On pourrait penser que l’authentification à deux ou plusieurs facteurs devrait suffire. Pourtant, en 2016, un technicien du service d’assistance informatique a répondu à un interlocuteur de ne pas s’inquiéter s’il ne savait pas comment fonctionnaient les tokens pour accéder au système. L’appelant, qui se décrit comme un hacktiviste, a laissé le service d’assistance le guider tout au long du processus de connexion avec un code à deux facteurs fourni par le technicien d’assistance… et c’est ainsi qu’il a pu accéder aux « informations personnelles d’environ 9 000 employés du Département de la Sécurité intérieure des États-Unis et de 20 000 collaborateurs du FBI ». Les pirates ne s’introduisent plus par effraction. Ils se connectent. Selon le rapport 2022 Trends in Security Digital Identities :
- 84% des personnes interrogées ont subi une violation liée à l’identité au cours de l’année écoulée
- 96 % ont déclaré que ces violations auraient pu être minimisées, voire évitées, grâce à des solutions axées sur l’identité.
- 78% ont fait état d’impacts directs sur l’entreprise, tels que l’atteinte à la réputation et le coût de la reprise d’activité après incident.
En avons-nous tiré des leçons ? Le rapport 2023 révèle que seule la moitié (49 %) des personnes interrogées déclarent que « les dirigeants de leur entreprise investissent de manière proactive dans la sécurisation des identités ». L’identité ne peut plus être considérée uniquement comme une caractéristique d’un utilisateur. Elle constitue la première ligne de défense – le nouveau périmètre de sécurité.

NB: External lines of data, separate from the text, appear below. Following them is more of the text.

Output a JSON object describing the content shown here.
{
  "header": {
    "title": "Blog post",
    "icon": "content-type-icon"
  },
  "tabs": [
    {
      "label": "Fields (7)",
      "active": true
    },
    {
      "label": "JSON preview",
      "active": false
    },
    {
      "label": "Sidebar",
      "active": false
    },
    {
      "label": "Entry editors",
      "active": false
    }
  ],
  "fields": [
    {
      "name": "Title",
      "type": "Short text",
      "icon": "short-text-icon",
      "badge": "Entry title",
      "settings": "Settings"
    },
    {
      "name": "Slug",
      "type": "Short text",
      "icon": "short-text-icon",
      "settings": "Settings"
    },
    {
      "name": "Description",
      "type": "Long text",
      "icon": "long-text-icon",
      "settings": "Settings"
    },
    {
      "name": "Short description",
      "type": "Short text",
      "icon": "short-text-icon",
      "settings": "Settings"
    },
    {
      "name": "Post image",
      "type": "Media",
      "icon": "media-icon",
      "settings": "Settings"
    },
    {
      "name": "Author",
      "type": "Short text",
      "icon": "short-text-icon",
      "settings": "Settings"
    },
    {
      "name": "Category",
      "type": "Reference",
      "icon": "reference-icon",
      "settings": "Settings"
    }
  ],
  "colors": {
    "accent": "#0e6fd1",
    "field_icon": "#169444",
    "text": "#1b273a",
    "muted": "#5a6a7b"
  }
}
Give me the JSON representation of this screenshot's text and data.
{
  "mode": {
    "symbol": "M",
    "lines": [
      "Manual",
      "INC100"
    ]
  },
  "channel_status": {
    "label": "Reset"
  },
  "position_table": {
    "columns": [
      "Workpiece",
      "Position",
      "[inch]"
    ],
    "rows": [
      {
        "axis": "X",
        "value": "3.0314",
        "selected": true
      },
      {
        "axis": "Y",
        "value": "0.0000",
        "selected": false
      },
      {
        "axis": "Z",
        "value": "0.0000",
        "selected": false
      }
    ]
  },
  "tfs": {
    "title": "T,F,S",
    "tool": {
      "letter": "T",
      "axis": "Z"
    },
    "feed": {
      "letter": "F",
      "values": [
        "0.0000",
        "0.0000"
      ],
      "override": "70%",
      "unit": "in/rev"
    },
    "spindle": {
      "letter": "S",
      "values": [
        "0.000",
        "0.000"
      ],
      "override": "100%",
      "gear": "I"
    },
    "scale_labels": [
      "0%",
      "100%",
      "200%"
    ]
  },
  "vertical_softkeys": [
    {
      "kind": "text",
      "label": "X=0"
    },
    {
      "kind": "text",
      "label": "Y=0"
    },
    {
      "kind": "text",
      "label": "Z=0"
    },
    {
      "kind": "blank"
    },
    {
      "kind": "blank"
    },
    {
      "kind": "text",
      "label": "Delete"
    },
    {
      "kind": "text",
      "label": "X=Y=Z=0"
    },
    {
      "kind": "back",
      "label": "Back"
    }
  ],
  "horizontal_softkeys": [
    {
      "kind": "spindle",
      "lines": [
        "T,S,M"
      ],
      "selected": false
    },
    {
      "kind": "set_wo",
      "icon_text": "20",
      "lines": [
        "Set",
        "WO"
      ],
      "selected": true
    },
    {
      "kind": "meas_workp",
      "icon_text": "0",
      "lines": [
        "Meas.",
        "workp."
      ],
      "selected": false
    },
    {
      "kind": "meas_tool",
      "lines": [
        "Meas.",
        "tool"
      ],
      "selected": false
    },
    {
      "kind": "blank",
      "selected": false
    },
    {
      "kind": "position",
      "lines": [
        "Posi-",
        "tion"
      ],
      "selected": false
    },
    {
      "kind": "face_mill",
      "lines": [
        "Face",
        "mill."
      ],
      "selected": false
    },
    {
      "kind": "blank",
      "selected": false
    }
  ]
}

L’humain n’évolue pas au même rythme que la machine
Pourquoi l’identité est-elle un des principaux vecteurs d’attaque ? On pourrait dire que les progrès de la cybersécurité en sont la cause. Dans l’ensemble, nous nous améliorons dans la défense et la protection de nos actifs, de nos terminaux, de nos cloud workloads, … Or, il a suffi que nous détournions légèrement notre attention de la question de l’identité pour que les hackers mettent en place des mécanismes d’attaques efficaces leur permettant de poursuivre leurs activités criminelles. Le Général chinois, Sun Tzu, l’a compris il y a des siècles en déclarant “toute guerre est basée sur la tromperie”. Au fur et à mesure que les machines évoluent, elles s’améliorent et deviennent plus rapides. Il n’en est pas de même pour les humains. Certains tombent encore dans le piège de l’escroquerie par mail du prince nigérian.